Darmstadt – Teile des ersten chinesischen Raumlabors „Tiangong 1“ stürzen voraussichtlich frühestens am Karsamstag und spätestens am Ostermontag auf die Erde. Seit 2016 besteht kein Kontakt mehr.

Der Wiedereintritt von „Tiangong 1“ sei nicht mit einem Meteoriteneinschlag vergleichbar, betonte Holger Krag von der Esa.

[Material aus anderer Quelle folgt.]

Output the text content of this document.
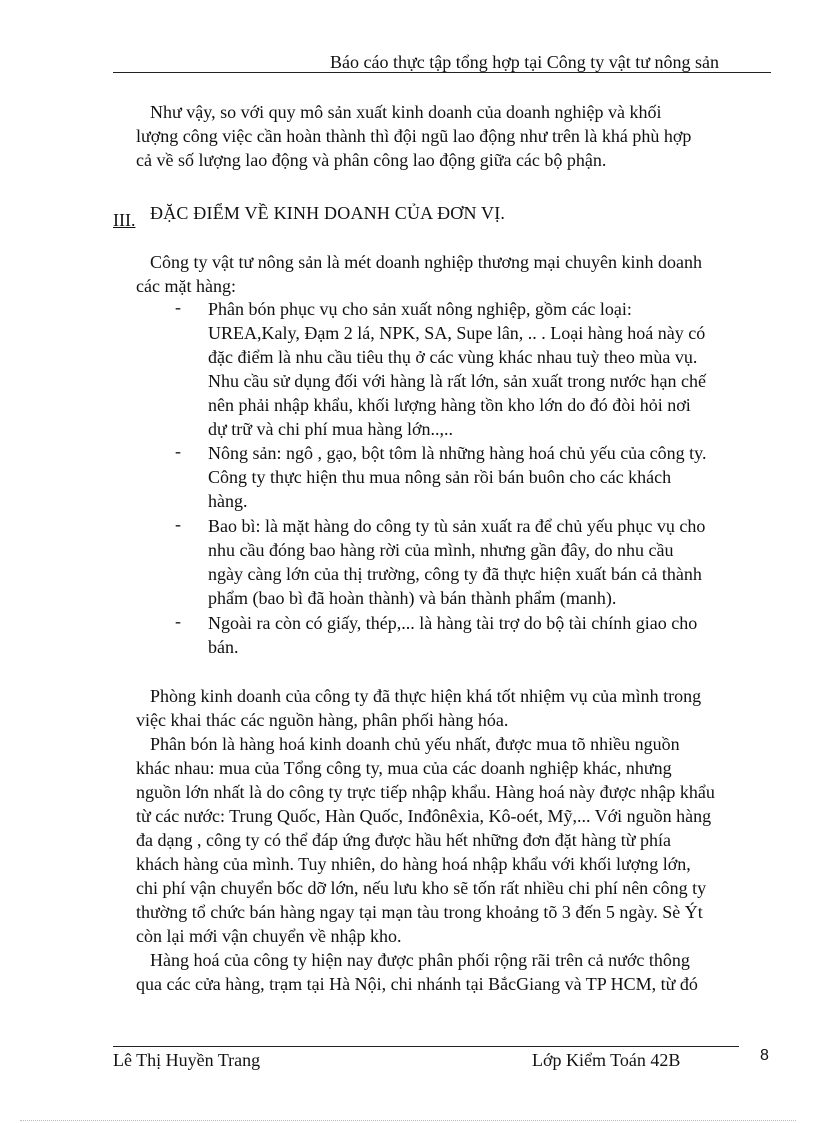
Báo cáo thực tập tổng hợp tại Công ty vật tư nông sản

Như vậy, so với quy mô sản xuất kinh doanh của doanh nghiệp và khối
lượng công việc cần hoàn thành thì đội ngũ lao động như trên là khá phù hợp
cả về số lượng lao động và phân công lao động giữa các bộ phận.

III. ĐẶC ĐIỂM VỀ KINH DOANH CỦA ĐƠN VỊ.

Công ty vật tư nông sản là mét doanh nghiệp thương mại chuyên kinh doanh
các mặt hàng:

- Phân bón phục vụ cho sản xuất nông nghiệp, gồm các loại:
UREA,Kaly, Đạm 2 lá, NPK, SA, Supe lân, .. . Loại hàng hoá này có
đặc điểm là nhu cầu tiêu thụ ở các vùng khác nhau tuỳ theo mùa vụ.
Nhu cầu sử dụng đối với hàng là rất lớn, sản xuất trong nước hạn chế
nên phải nhập khẩu, khối lượng hàng tồn kho lớn do đó đòi hỏi nơi
dự trữ và chi phí mua hàng lớn..,..

- Nông sản: ngô , gạo, bột tôm là những hàng hoá chủ yếu của công ty.
Công ty thực hiện thu mua nông sản rồi bán buôn cho các khách
hàng.

- Bao bì: là mặt hàng do công ty tù sản xuất ra để chủ yếu phục vụ cho
nhu cầu đóng bao hàng rời của mình, nhưng gần đây, do nhu cầu
ngày càng lớn của thị trường, công ty đã thực hiện xuất bán cả thành
phẩm (bao bì đã hoàn thành) và bán thành phẩm (manh).

- Ngoài ra còn có giấy, thép,... là hàng tài trợ do bộ tài chính giao cho
bán.

Phòng kinh doanh của công ty đã thực hiện khá tốt nhiệm vụ của mình trong
việc khai thác các nguồn hàng, phân phối hàng hóa.

Phân bón là hàng hoá kinh doanh chủ yếu nhất, được mua tõ nhiều nguồn
khác nhau: mua của Tổng công ty, mua của các doanh nghiệp khác, nhưng
nguồn lớn nhất là do công ty trực tiếp nhập khẩu. Hàng hoá này được nhập khẩu
từ các nước: Trung Quốc, Hàn Quốc, Inđônêxia, Kô-oét, Mỹ,... Với nguồn hàng
đa dạng , công ty có thể đáp ứng được hầu hết những đơn đặt hàng từ phía
khách hàng của mình. Tuy nhiên, do hàng hoá nhập khẩu với khối lượng lớn,
chi phí vận chuyển bốc dỡ lớn, nếu lưu kho sẽ tốn rất nhiều chi phí nên công ty
thường tổ chức bán hàng ngay tại mạn tàu trong khoảng tõ 3 đến 5 ngày. Sè Ýt
còn lại mới vận chuyển về nhập kho.

Hàng hoá của công ty hiện nay được phân phối rộng rãi trên cả nước thông
qua các cửa hàng, trạm tại Hà Nội, chi nhánh tại BắcGiang và TP HCM, từ đó

Lê Thị Huyền Trang	Lớp Kiểm Toán 42B	8
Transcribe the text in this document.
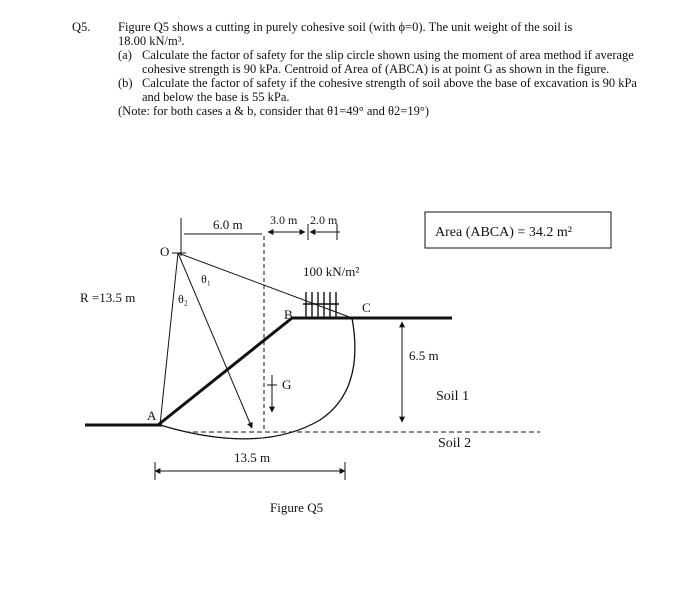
Q5. Figure Q5 shows a cutting in purely cohesive soil (with ϕ=0). The unit weight of the soil is

18.00 kN/m³.

(a) Calculate the factor of safety for the slip circle shown using the moment of area method if average cohesive strength is 90 kPa. Centroid of Area of (ABCA) is at point G as shown in the figure.
(b) Calculate the factor of safety if the cohesive strength of soil above the base of excavation is 90 kPa and below the base is 55 kPa.

(Note: for both cases a & b, consider that θ1=49° and θ2=19°)

6.0 m 3.0 m 2.0 m
Area (ABCA) = 34.2 m²
100 kN/m²
O
θ₁
θ₂
R =13.5 m
B	C
A
G
6.5 m
Soil 1
Soil 2
13.5 m
Figure Q5
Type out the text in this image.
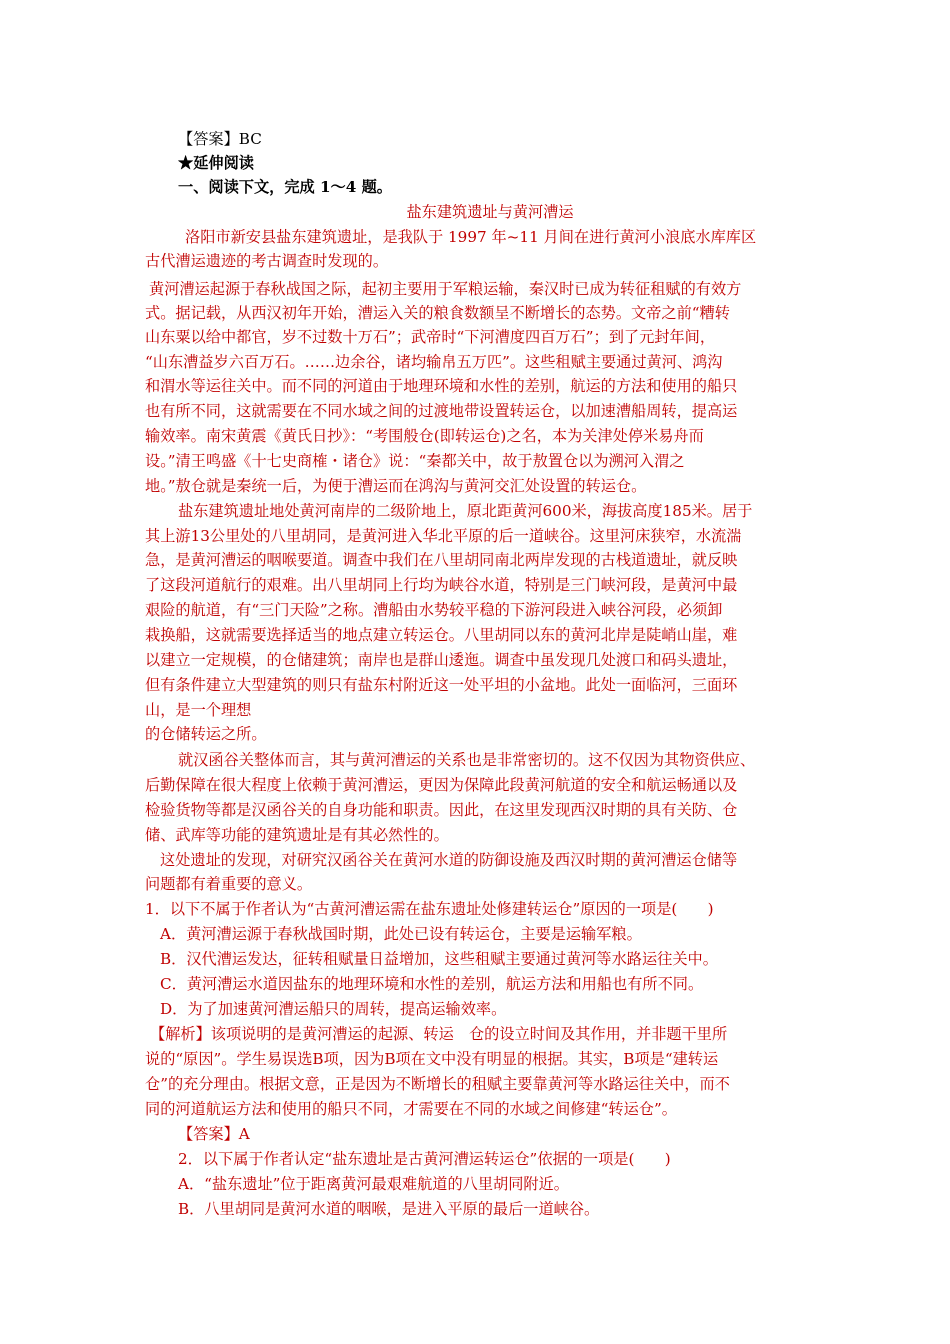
【答案】BC
★延伸阅读
一、阅读下文，完成 1～4 题。
盐东建筑遗址与黄河漕运
洛阳市新安县盐东建筑遗址，是我队于 1997 年~11 月间在进行黄河小浪底水库库区
古代漕运遗迹的考古调查时发现的。
黄河漕运起源于春秋战国之际，起初主要用于军粮运输，秦汉时已成为转征租赋的有效方
式。据记载，从西汉初年开始，漕运入关的粮食数额呈不断增长的态势。文帝之前“糟转
山东粟以给中都官，岁不过数十万石”；武帝时“下河漕度四百万石”；到了元封年间，
“山东漕益岁六百万石。……边余谷，诸均输帛五万匹”。这些租赋主要通过黄河、鸿沟
和渭水等运往关中。而不同的河道由于地理环境和水性的差别，航运的方法和使用的船只
也有所不同，这就需要在不同水域之间的过渡地带设置转运仓，以加速漕船周转，提高运
输效率。南宋黄震《黄氏日抄》：“考围般仓(即转运仓)之名，本为关津处停米易舟而
设。”清王鸣盛《十七史商榷・诸仓》说：“秦都关中，故于敖置仓以为溯河入渭之
地。”敖仓就是秦统一后，为便于漕运而在鸿沟与黄河交汇处设置的转运仓。
盐东建筑遗址地处黄河南岸的二级阶地上，原北距黄河600米，海拔高度185米。居于
其上游13公里处的八里胡同，是黄河进入华北平原的后一道峡谷。这里河床狭窄，水流湍
急，是黄河漕运的咽喉要道。调查中我们在八里胡同南北两岸发现的古栈道遗址，就反映
了这段河道航行的艰难。出八里胡同上行均为峡谷水道，特别是三门峡河段，是黄河中最
艰险的航道，有“三门天险”之称。漕船由水势较平稳的下游河段进入峡谷河段，必须卸
栽换船，这就需要选择适当的地点建立转运仓。八里胡同以东的黄河北岸是陡峭山崖，难
以建立一定规模，的仓储建筑；南岸也是群山逶迤。调查中虽发现几处渡口和码头遗址，
但有条件建立大型建筑的则只有盐东村附近这一处平坦的小盆地。此处一面临河，三面环
山，是一个理想
的仓储转运之所。
就汉函谷关整体而言，其与黄河漕运的关系也是非常密切的。这不仅因为其物资供应、
后勤保障在很大程度上依赖于黄河漕运，更因为保障此段黄河航道的安全和航运畅通以及
检验货物等都是汉函谷关的自身功能和职责。因此，在这里发现西汉时期的具有关防、仓
储、武库等功能的建筑遗址是有其必然性的。
这处遗址的发现，对研究汉函谷关在黄河水道的防御设施及西汉时期的黄河漕运仓储等
问题都有着重要的意义。
1．以下不属于作者认为“古黄河漕运需在盐东遗址处修建转运仓”原因的一项是(　　)
A．黄河漕运源于春秋战国时期，此处已设有转运仓，主要是运输军粮。
B．汉代漕运发达，征转租赋量日益增加，这些租赋主要通过黄河等水路运往关中。
C．黄河漕运水道因盐东的地理环境和水性的差别，航运方法和用船也有所不同。
D．为了加速黄河漕运船只的周转，提高运输效率。
【解析】该项说明的是黄河漕运的起源、转运　仓的设立时间及其作用，并非题干里所
说的“原因”。学生易误选B项，因为B项在文中没有明显的根据。其实，B项是“建转运
仓”的充分理由。根据文意，正是因为不断增长的租赋主要靠黄河等水路运往关中，而不
同的河道航运方法和使用的船只不同，才需要在不同的水域之间修建“转运仓”。
【答案】A
2．以下属于作者认定“盐东遗址是古黄河漕运转运仓”依据的一项是(　　)
A．“盐东遗址”位于距离黄河最艰难航道的八里胡同附近。
B．八里胡同是黄河水道的咽喉，是进入平原的最后一道峡谷。
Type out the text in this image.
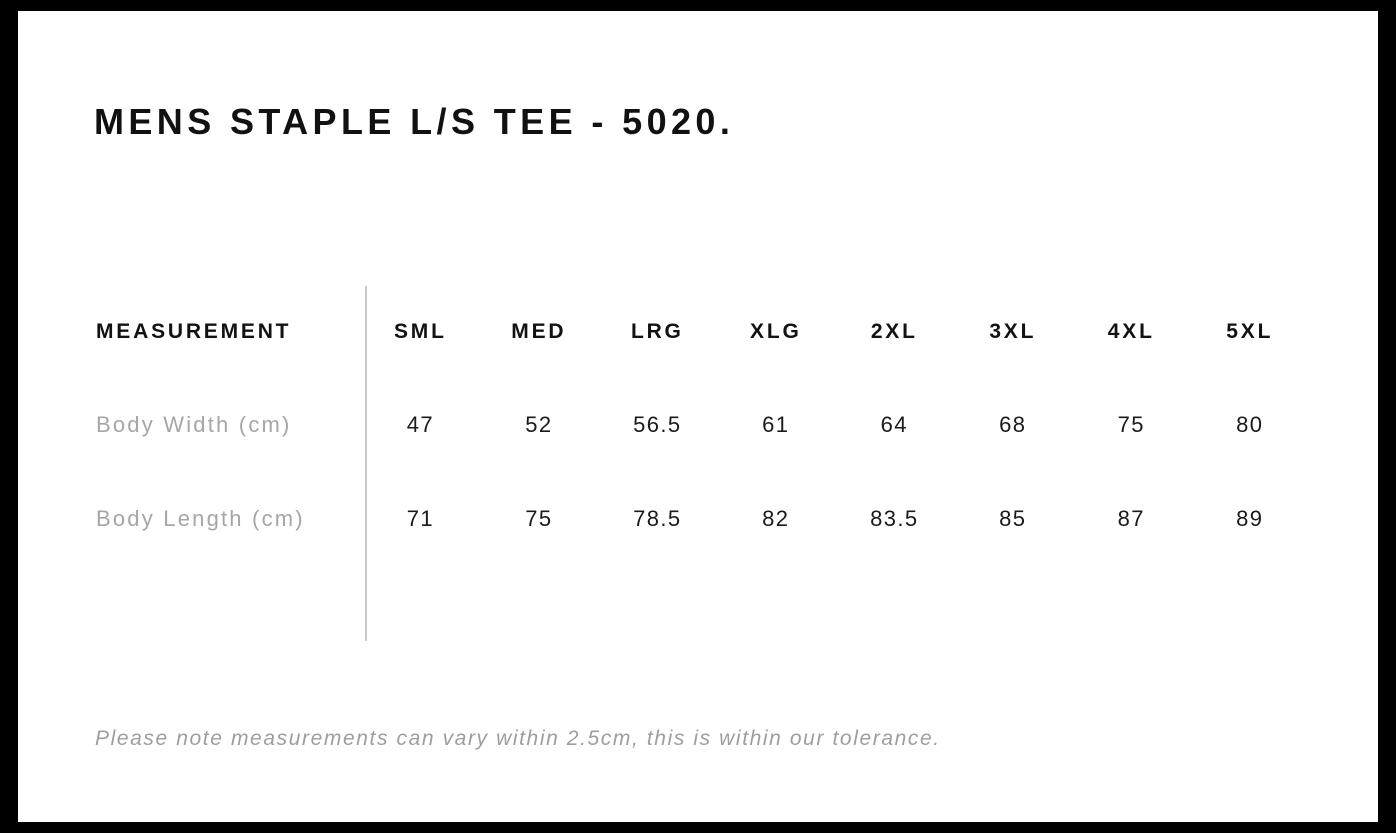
MENS STAPLE L/S TEE - 5020.
MEASUREMENT	SML	MED	LRG	XLG	2XL	3XL	4XL	5XL
Body Width (cm)	47	52	56.5	61	64	68	75	80
Body Length (cm)	71	75	78.5	82	83.5	85	87	89
Please note measurements can vary within 2.5cm, this is within our tolerance.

Die Trümmer fielen ab 30 Kilometern Höhe mit der normalen Fallgeschwindigkeit. Daher werde es auch keine Krater geben. Das Gebiet, über dem die Teile des 8,5 Tonnen schweren und zwölf Meter langen Raumlabors eintreten können, ist riesig. Krag spricht von einem erdumspannenden Gürtel von 43 Grad südlich bis 43 Grad nördlich des Äquators. Auf dem 43. Grad nördlicher Breite liegt etwa Marseille. Deutschland liegt nördlicher als das Gebiet. Die Wahrscheinlichkeit, dass ein Stück Weltraumschrott auf einen Menschen fällt, lässt sich dem Experten zufolge mit eins zu 1,2 Billionen angeben – somit ist die Wahrscheinlichkeit zehn Millionen Mal geringer, als von einem Blitz getroffen zu werden.